On faith and justice that thy throne may rest,
Be all thy labor in their culture spent:
And let the world be with thy riches blest,
That thou be glad, and God with thee content.’

The King asked, ‘How must secrets be kept hid and from whom?’ Kárshinás replied, ‘The secrets of kings are of different degrees. Some are of such a nature that the king must keep them concealed—even from himself; that is to say, he must carry his concealment of them to such excess that, as one might say, he himself is not to be the confidant of them, how then could he give even a hint of them to others? And a sage has said, on this head,

‘That which should not be mentioned, in thy mind
Keep hidden, and that so rigidly,
That should thy heart long seek the thought to find,
The search may vain and unsuccessful be.’
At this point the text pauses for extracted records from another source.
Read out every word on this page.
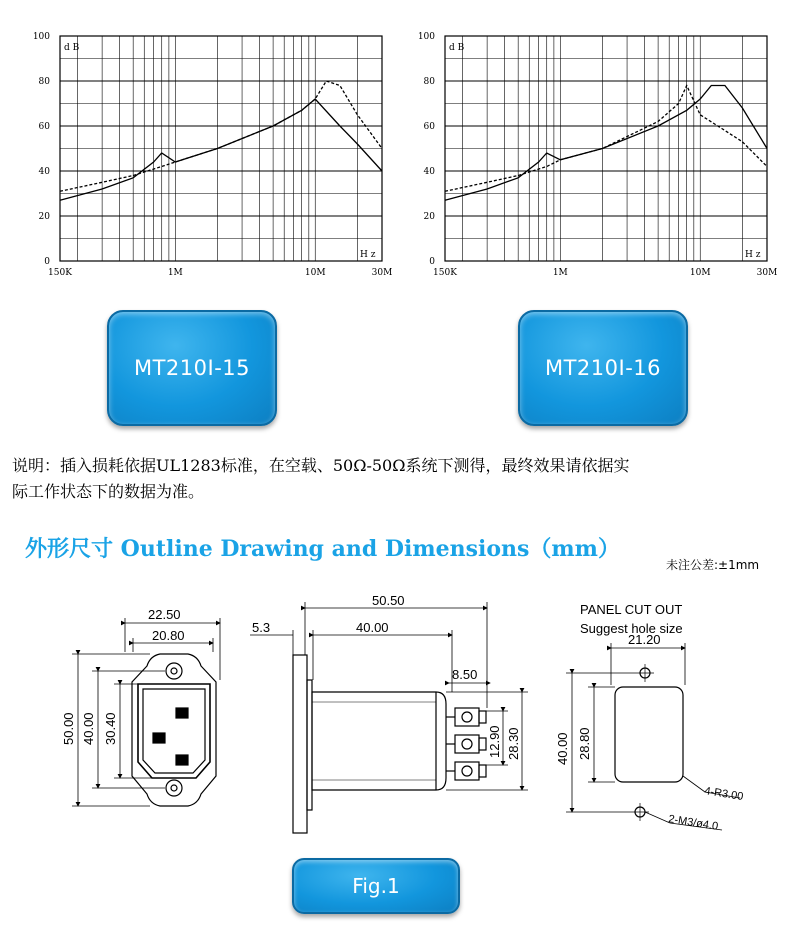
100
80
60
40
20
0
150K	1M	10M	30M
d B
H z
100
80
60
40
20
0
150K	1M	10M	30M
d B
H z
MT210I-15	MT210I-16
说明：插入损耗依据UL1283标准，在空载、50Ω-50Ω系统下测得，最终效果请依据实
际工作状态下的数据为准。
外形尺寸 Outline Drawing and Dimensions（mm）
未注公差:±1mm
22.50
20.80
50.00 40.00 30.40
50.50
40.00
5.3
8.50
12.90 28.30
PANEL CUT OUT
Suggest hole size
21.20
40.00 28.80
4-R3.00
2-M3/ø4.0
Fig.1
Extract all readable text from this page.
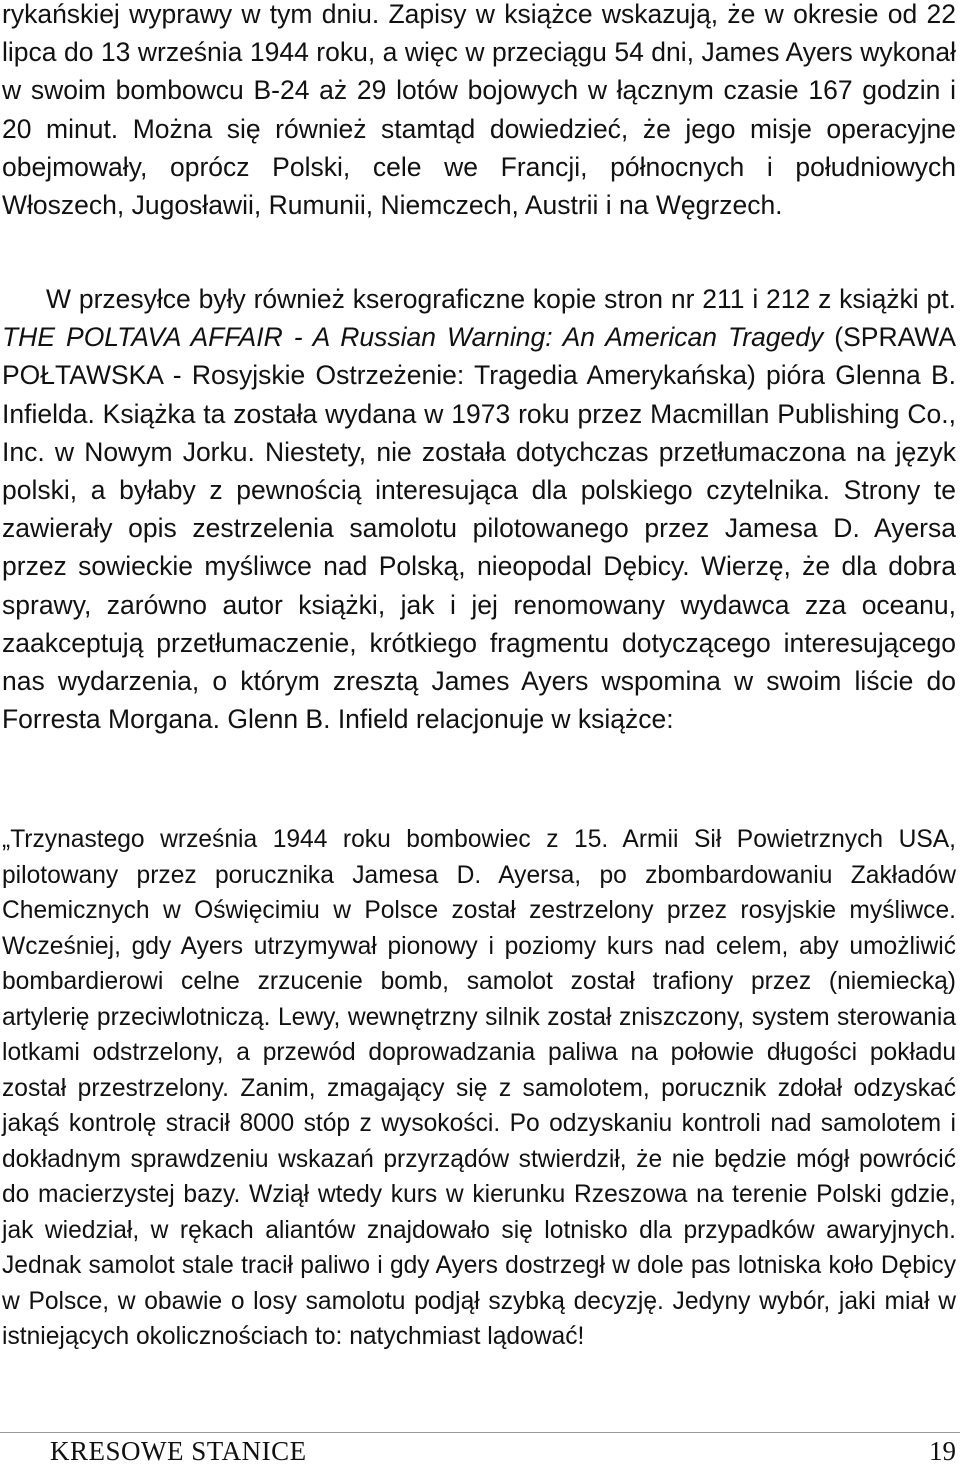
rykańskiej wyprawy w tym dniu. Zapisy w książce wskazują, że w okresie od 22 lipca do 13 września 1944 roku, a więc w przeciągu 54 dni, James Ayers wykonał w swoim bombowcu B-24 aż 29 lotów bojowych w łącznym czasie 167 godzin i 20 minut. Można się również stamtąd dowiedzieć, że jego misje operacyjne obejmowały, oprócz Polski, cele we Francji, północnych i południowych Włoszech, Jugosławii, Rumunii, Niemczech, Austrii i na Węgrzech.

W przesyłce były również kserograficzne kopie stron nr 211 i 212 z książki pt. THE POLTAVA AFFAIR - A Russian Warning: An American Tragedy (SPRAWA POŁTAWSKA - Rosyjskie Ostrzeżenie: Tragedia Amerykańska) pióra Glenna B. Infielda. Książka ta została wydana w 1973 roku przez Macmillan Publishing Co., Inc. w Nowym Jorku. Niestety, nie została dotychczas przetłumaczona na język polski, a byłaby z pewnością interesująca dla polskiego czytelnika. Strony te zawierały opis zestrzelenia samolotu pilotowanego przez Jamesa D. Ayersa przez sowieckie myśliwce nad Polską, nieopodal Dębicy. Wierzę, że dla dobra sprawy, zarówno autor książki, jak i jej renomowany wydawca zza oceanu, zaakceptują przetłumaczenie, krótkiego fragmentu dotyczącego interesującego nas wydarzenia, o którym zresztą James Ayers wspomina w swoim liście do Forresta Morgana. Glenn B. Infield relacjonuje w książce:

„Trzynastego września 1944 roku bombowiec z 15. Armii Sił Powietrznych USA, pilotowany przez porucznika Jamesa D. Ayersa, po zbombardowaniu Zakładów Chemicznych w Oświęcimiu w Polsce został zestrzelony przez rosyjskie myśliwce. Wcześniej, gdy Ayers utrzymywał pionowy i poziomy kurs nad celem, aby umożliwić bombardierowi celne zrzucenie bomb, samolot został trafiony przez (niemiecką) artylerię przeciwlotniczą. Lewy, wewnętrzny silnik został zniszczony, system sterowania lotkami odstrzelony, a przewód doprowadzania paliwa na połowie długości pokładu został przestrzelony. Zanim, zmagający się z samolotem, porucznik zdołał odzyskać jakąś kontrolę stracił 8000 stóp z wysokości. Po odzyskaniu kontroli nad samolotem i dokładnym sprawdzeniu wskazań przyrządów stwierdził, że nie będzie mógł powrócić do macierzystej bazy. Wziął wtedy kurs w kierunku Rzeszowa na terenie Polski gdzie, jak wiedział, w rękach aliantów znajdowało się lotnisko dla przypadków awaryjnych. Jednak samolot stale tracił paliwo i gdy Ayers dostrzegł w dole pas lotniska koło Dębicy w Polsce, w obawie o losy samolotu podjął szybką decyzję. Jedyny wybór, jaki miał w istniejących okolicznościach to: natychmiast lądować!

KRESOWE STANICE	19
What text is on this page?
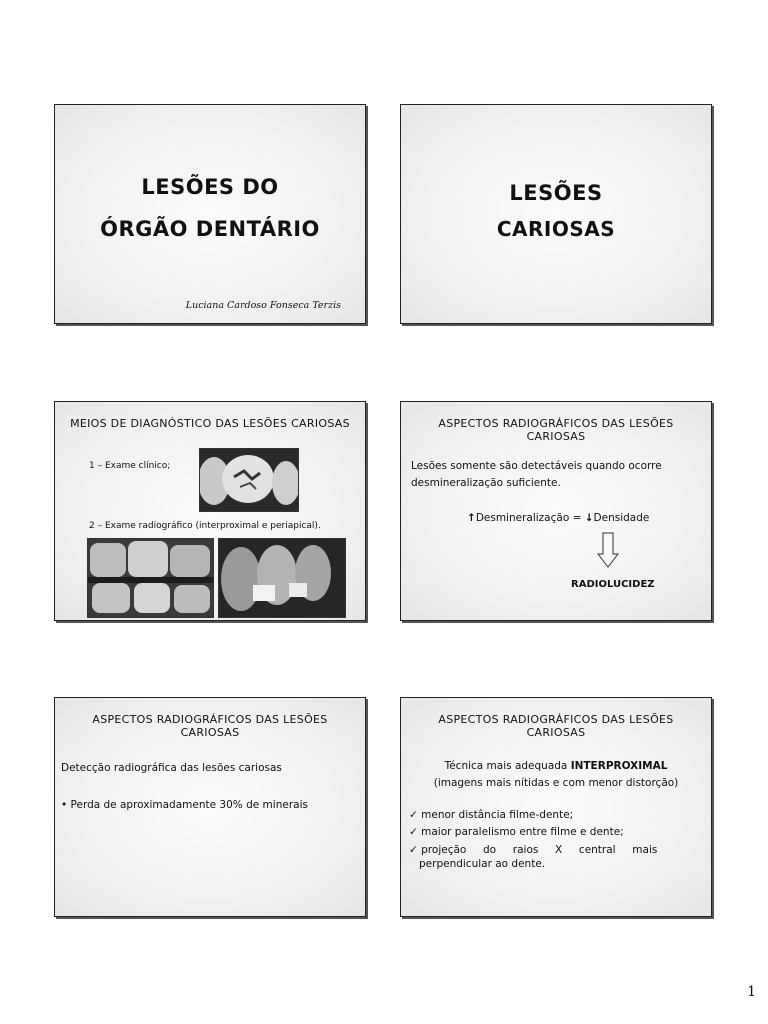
LESÕES DO
ÓRGÃO DENTÁRIO
Luciana Cardoso Fonseca Terzis
LESÕES
CARIOSAS
MEIOS DE DIAGNÓSTICO DAS LESÕES CARIOSAS
1 – Exame clínico;
2 – Exame radiográfico (interproximal e periapical).
ASPECTOS RADIOGRÁFICOS DAS LESÕES CARIOSAS
Lesões somente são detectáveis quando ocorre
desmineralização suficiente.
↑Desmineralização = ↓Densidade
RADIOLUCIDEZ
ASPECTOS RADIOGRÁFICOS DAS LESÕES CARIOSAS
Detecção radiográfica das lesões cariosas
• Perda de aproximadamente 30% de minerais
ASPECTOS RADIOGRÁFICOS DAS LESÕES CARIOSAS
Técnica mais adequada INTERPROXIMAL
(imagens mais nítidas e com menor distorção)
✓ menor distância filme-dente;
✓ maior paralelismo entre filme e dente;
✓ projeção     do     raios     X     central     mais
perpendicular ao dente.
1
And there are a few other secret matters in which the position of confidant may be imparted to two persons, and in others it may be extended to three, and it is allowable to go as far as four and five persons. But a secret which the mind may have conceived in the matter of the owls, admits not of being confided to more than four ears and two heads.’ After the King had heard these words he turned his face towards his cabinet, and having sent for his vazír Kárshinás, introduced the subject, and inquired, first, ‘What has been the cause of the hostility and what the reason of the enmity and spirit of rivalry between us and the owls?’ He replied, ‘In ancient times a crow uttered a speech, and the owls nourished a spite in their hearts on that account, and laid the foundation of hostility, and that quarrel and feud have continued to this day.’ The King asked, ‘How was that?’